Comme l'a expliqué le Dr Russell Blaylock dans une interview récente avec Mike Adams, le Ranger de la santé, non seulement les vaccins n'agissent pas comme annoncé, mais ils endommagent réellement l'immunité innée de l'organisme. Au lieu d'enseigner à l'organisme comment réagir aux infections, les vaccins inhibent en réalité la capacité du système immunitaire à produire des cytokines de type Th2, et font disparaître l'immunité cellulaire, le moyen grâce auquel l'organisme se protège contre les virus et les bactéries mortelles.

Ainsi, une fois encore, le mythe selon lequel les vaccinations servent une sorte de but médical légitime a été déconstruit par une percée scientifique. Peu importe si oui ou non la communauté médicale dominante voudra l'admettre, l'idéologie pro-vaccinale se trouve elle-même de plus en plus dans la décharge des pseudo-sciences dépassées.

Les sources de cet article comprennent :
- www.medicalnewstoday.com/releases/242403.php
- www.niaid.nih.gov
- www.naturalnews.com/035335_vaccines_Dr_Blaylock_children.html



Merci dj_kroket pour cette info.

Cela rejoint ce que je soupçonnais depuis une dizaine d'années, à savoir que la vaccination provoquait un dépassement des possiblités réactionnelles de cette fameuse immunité innée.
Cette immunité est liée à la libération de monoxyde d'azote NO par les macrophages (il faut bien qu'il y ait un intermédiaire chimique dans cette intervention biologique). Cet NO, lorsqu'il est libéré en trop grande quantité, à cause d'une trop forte sollicitation (maladie, vaccin), provoque la formation de pas mal de composés, dont les prostaglandines, grâce à la formation très rapide de peroxynitrites ONOO très cytotoxiques.
Pour se débarrasser de ceux-ci, la cellule dispose de moyens puissants, telle la glutathion peroxydase qui permet la réduction des peroxynitrites par les fonctions thiols (SH) du glutathion, en formant des ponts disulfure R-S-S-R.

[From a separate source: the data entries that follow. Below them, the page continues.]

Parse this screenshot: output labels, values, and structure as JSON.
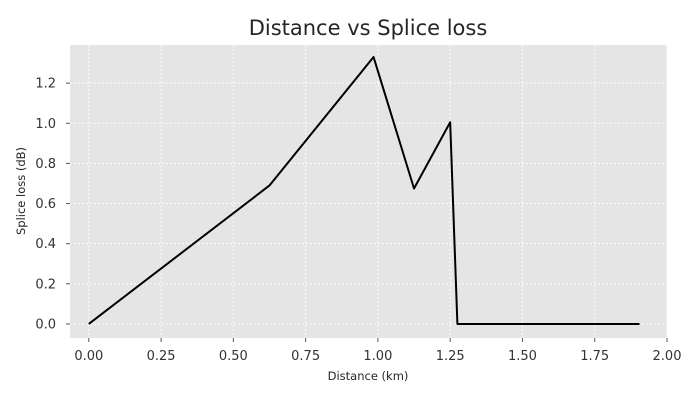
{
  "chart_data": {
    "type": "line",
    "title": "Distance vs Splice loss",
    "xlabel": "Distance (km)",
    "ylabel": "Splice loss (dB)",
    "xlim": [
      -0.065,
      2.0
    ],
    "ylim": [
      -0.07,
      1.39
    ],
    "xticks": [
      0.0,
      0.25,
      0.5,
      0.75,
      1.0,
      1.25,
      1.5,
      1.75,
      2.0
    ],
    "xtick_labels": [
      "0.00",
      "0.25",
      "0.50",
      "0.75",
      "1.00",
      "1.25",
      "1.50",
      "1.75",
      "2.00"
    ],
    "yticks": [
      0.0,
      0.2,
      0.4,
      0.6,
      0.8,
      1.0,
      1.2
    ],
    "ytick_labels": [
      "0.0",
      "0.2",
      "0.4",
      "0.6",
      "0.8",
      "1.0",
      "1.2"
    ],
    "grid": true,
    "background": "#e5e5e5",
    "line_color": "#000000",
    "series": [
      {
        "x": [
          0.0,
          0.625,
          0.985,
          1.125,
          1.25,
          1.275,
          1.905
        ],
        "y": [
          0.0,
          0.69,
          1.33,
          0.675,
          1.005,
          0.0,
          0.0
        ]
      }
    ]
  }
}
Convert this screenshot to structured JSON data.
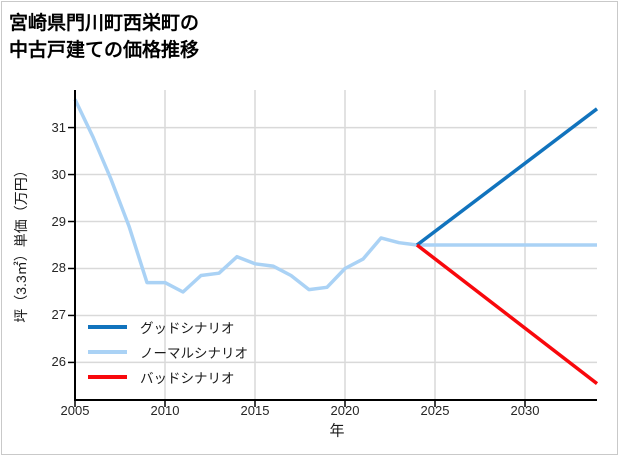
{
  "header": {
    "title_line1": "宮崎県門川町西栄町の",
    "title_line2": "中古戸建ての価格推移"
  },
  "chart_data": {
    "type": "line",
    "title": "宮崎県門川町西栄町の中古戸建ての価格推移",
    "xlabel": "年",
    "ylabel": "坪（3.3㎡）単価（万円）",
    "xlim": [
      2005,
      2034
    ],
    "ylim": [
      25.2,
      31.8
    ],
    "x_ticks": [
      2005,
      2010,
      2015,
      2020,
      2025,
      2030
    ],
    "y_ticks": [
      26,
      27,
      28,
      29,
      30,
      31
    ],
    "grid": true,
    "legend_position": "lower left",
    "series": [
      {
        "name": "グッドシナリオ",
        "color": "#1173bd",
        "x": [
          2024,
          2034
        ],
        "values": [
          28.5,
          31.4
        ]
      },
      {
        "name": "ノーマルシナリオ",
        "color": "#aad2f5",
        "x": [
          2005,
          2006,
          2007,
          2008,
          2009,
          2010,
          2011,
          2012,
          2013,
          2014,
          2015,
          2016,
          2017,
          2018,
          2019,
          2020,
          2021,
          2022,
          2023,
          2024,
          2034
        ],
        "values": [
          31.6,
          30.8,
          29.9,
          28.9,
          27.7,
          27.7,
          27.5,
          27.85,
          27.9,
          28.25,
          28.1,
          28.05,
          27.85,
          27.55,
          27.6,
          28.0,
          28.2,
          28.65,
          28.55,
          28.5,
          28.5
        ]
      },
      {
        "name": "バッドシナリオ",
        "color": "#f8080c",
        "x": [
          2024,
          2034
        ],
        "values": [
          28.5,
          25.55
        ]
      }
    ]
  }
}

Et c'est là qu'il faut se poser la question du rôle des anticorps, car ceux-ci sont formés de deux Y composés d'acides aminés, ces Y étant reliés entre eux par une multitude de ponts disulfure. Le rôle des lymphocytes B pourrait donc être d'éteindre la flambée de peroxynitrites en permettant à leur pouvoir oxydant de devenir inoffensif grâce à la création des ces ponts disulfure dans les anticorps.

Les anticorps ne seraient donc pas si bénéfiques que cela.

Ce message a été modifié par Cheminot - 23 avril 2012 à 08:48.